DOCUMENTI CONSEGNATI ALL'ASSISE DE L'AQUILA, LA POSIZIONE DEL COBAR PIEMONTE: "DOVE SBAGLIANO I DEMONIZZATORI DEL SINDACATO PER I MILITARI, VA SEGUITO L’ESEMPIO SPAGNOLO DELLA GUARDIA CIVIL”

mercoledì 30 gennaio 2008

Pubblichiamo in allegato il documento del Cobar Piemonte letto il 22 gennaio 2008 dal delegato, app. sc.

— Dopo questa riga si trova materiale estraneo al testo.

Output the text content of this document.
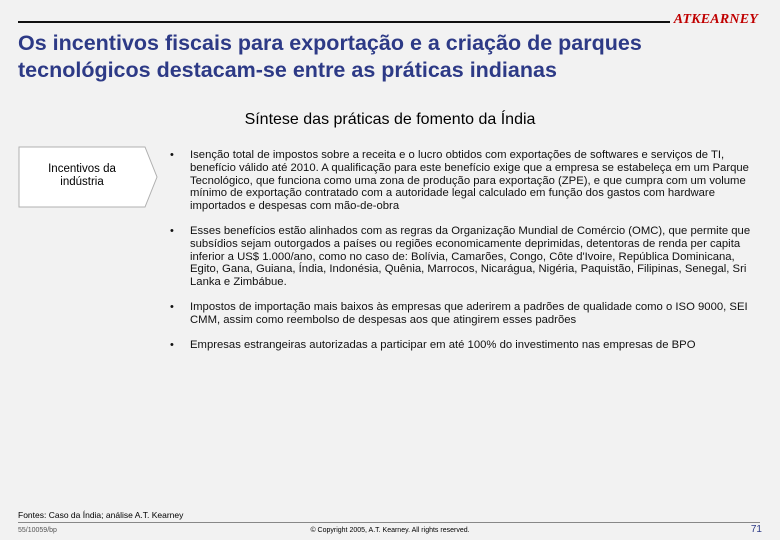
ATKEARNEY
Os incentivos fiscais para exportação e a criação de parques tecnológicos destacam-se entre as práticas indianas
Síntese das práticas de fomento da Índia
Incentivos da indústria
• Isenção total de impostos sobre a receita e o lucro obtidos com exportações de softwares e serviços de TI, benefício válido até 2010. A qualificação para este benefício exige que a empresa se estabeleça em um Parque Tecnológico, que funciona como uma zona de produção para exportação (ZPE), e que cumpra com um volume mínimo de exportação contratado com a autoridade legal calculado em função dos gastos com hardware importados e despesas com mão-de-obra
• Esses benefícios estão alinhados com as regras da Organização Mundial de Comércio (OMC), que permite que subsídios sejam outorgados a países ou regiões economicamente deprimidas, detentoras de renda per capita inferior a US$ 1.000/ano, como no caso de: Bolívia, Camarões, Congo, Côte d'Ivoire, República Dominicana, Egito, Gana, Guiana, Índia, Indonésia, Quênia, Marrocos, Nicarágua, Nigéria, Paquistão, Filipinas, Senegal, Sri Lanka e Zimbábue.
• Impostos de importação mais baixos às empresas que aderirem a padrões de qualidade como o ISO 9000, SEI CMM, assim como reembolso de despesas aos que atingirem esses padrões
• Empresas estrangeiras autorizadas a participar em até 100% do investimento nas empresas de BPO
Fontes: Caso da Índia; análise A.T. Kearney
55/10059/bp	© Copyright 2005, A.T. Kearney. All rights reserved.	71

Loris CHIARAMELLO.

A margine della riunione i delegati piemontesi presenti all’assise hanno inoltre rappresentato il grave problema che a breve coinvolgerà oltre 500 militari del Piemonte i quali, dopo la Sentenza negativa del Consiglio di Stato, saranno messi in mora dall’amministrazione per la restituzione delle somme già liquidate, come preliminarmente deciso dal locale TAR, a fronte delle ore di straordinario tagliate e non recuperate.

 

ASSISE DE L’AQUILA, 22 GENNAIO 2008

DOCUMENTO DEL COBAR GDF PIEMONTE

Il Cobar Piemonte, come emerge dai suoi deliberati prodotti, ha chiare le idee circa l’organo di cui dotarsi per tutelare gli interessi degli appartenenti al Corpo; non staremo  qui a dilungarci sulla inadeguatezza ed inutilità della rappresentanza militare: è noto a tutti.

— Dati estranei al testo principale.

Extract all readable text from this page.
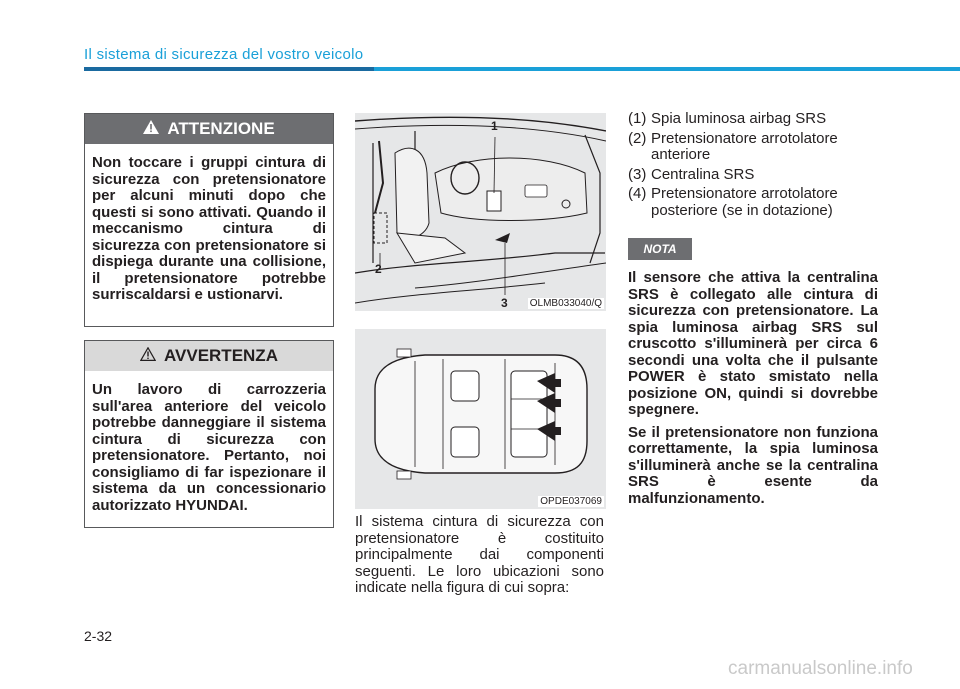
Il sistema di sicurezza del vostro veicolo
ATTENZIONE
Non toccare i gruppi cintura di sicurezza con pretensionatore per alcuni minuti dopo che questi si sono attivati. Quando il meccanismo cintura di sicurezza con pretensionatore si dispiega durante una collisione, il pretensionatore potrebbe surriscaldarsi e ustionarvi.
AVVERTENZA
Un lavoro di carrozzeria sull'area anteriore del veicolo potrebbe danneggiare il sistema cintura di sicurezza con pretensionatore. Pertanto, noi consigliamo di far ispezionare il sistema da un concessionario autorizzato HYUNDAI.
1
2
3 OLMB033040/Q
OPDE037069
Il sistema cintura di sicurezza con pretensionatore è costituito principalmente dai componenti seguenti. Le loro ubicazioni sono indicate nella figura di cui sopra:
(1) Spia luminosa airbag SRS
(2) Pretensionatore arrotolatore anteriore
(3) Centralina SRS
(4) Pretensionatore arrotolatore posteriore (se in dotazione)
NOTA

Il sensore che attiva la centralina SRS è collegato alle cintura di sicurezza con pretensionatore. La spia luminosa airbag SRS sul cruscotto s'illuminerà per circa 6 secondi una volta che il pulsante POWER è stato smistato nella posizione ON, quindi si dovrebbe spegnere.

Se il pretensionatore non funziona correttamente, la spia luminosa s'illuminerà anche se la centralina SRS è esente da malfunzionamento.

2-32
carmanualsonline.info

Coloro che all’inizio del X mandato avevano qualche dubbio su quale fosse la migliore prospettiva di riforma della rappresentanza, ossia se perseguire o meno la strada della sindacalizzazione, hanno sviluppato la cognizione che il sindacato non è di per sé incompatibile con lo status militare, una volta chiarito che la libertà sindacale non presuppone una conseguente libertà di sciopero, come dimostra l’esperienza delle Polizie civili italiane e di quasi tutte le Forze Armate Europee.

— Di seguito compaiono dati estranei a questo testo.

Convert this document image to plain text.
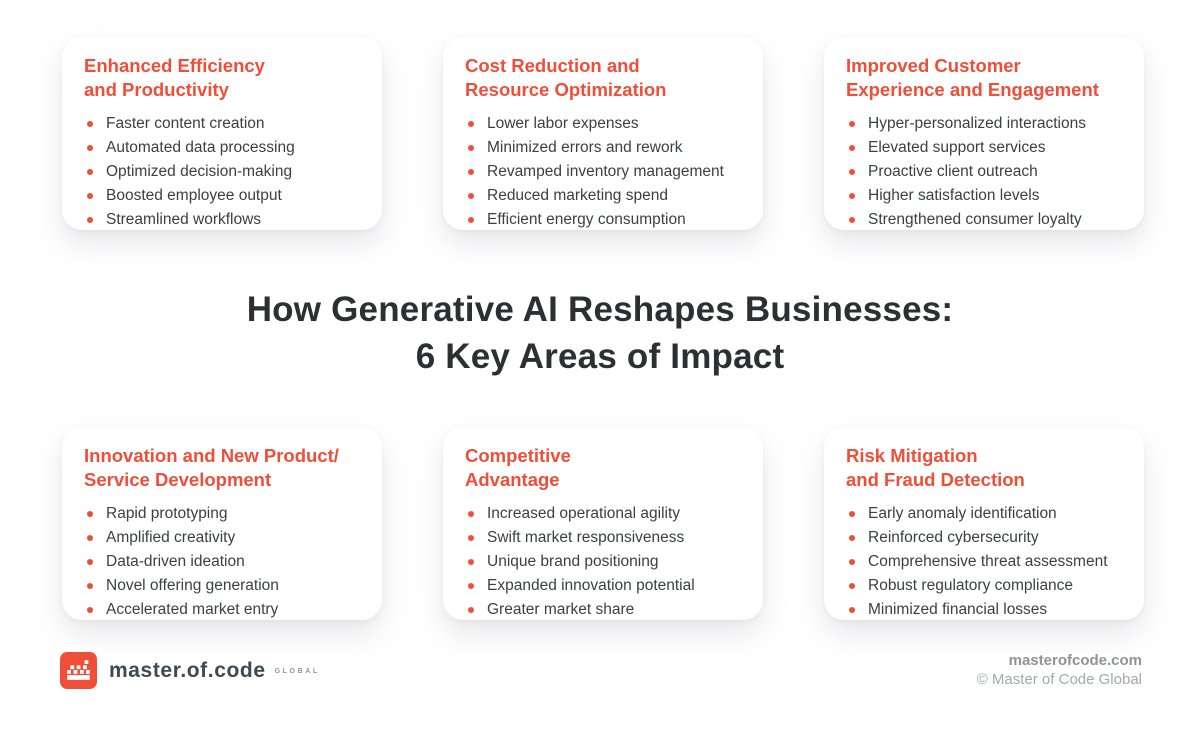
Enhanced Efficiency
and Productivity
Faster content creation
Automated data processing
Optimized decision-making
Boosted employee output
Streamlined workflows
Cost Reduction and
Resource Optimization
Lower labor expenses
Minimized errors and rework
Revamped inventory management
Reduced marketing spend
Efficient energy consumption
Improved Customer
Experience and Engagement
Hyper-personalized interactions
Elevated support services
Proactive client outreach
Higher satisfaction levels
Strengthened consumer loyalty
How Generative AI Reshapes Businesses:
6 Key Areas of Impact
Innovation and New Product/
Service Development
Rapid prototyping
Amplified creativity
Data-driven ideation
Novel offering generation
Accelerated market entry
Competitive
Advantage
Increased operational agility
Swift market responsiveness
Unique brand positioning
Expanded innovation potential
Greater market share
Risk Mitigation
and Fraud Detection
Early anomaly identification
Reinforced cybersecurity
Comprehensive threat assessment
Robust regulatory compliance
Minimized financial losses
master.of.code GLOBAL
masterofcode.com
© Master of Code Global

In coerenza con il lavoro e gli studi svolti al riguardo, questo Cobar ritiene come non possano esserci ambiguità nella scelta degli organismi di cui dotarsi per la tutela del personale rappresentato: non c’è nulla da creare, nulla da inventare. Esiste già ed è ampiamente collaudato: si chiama Sindacato.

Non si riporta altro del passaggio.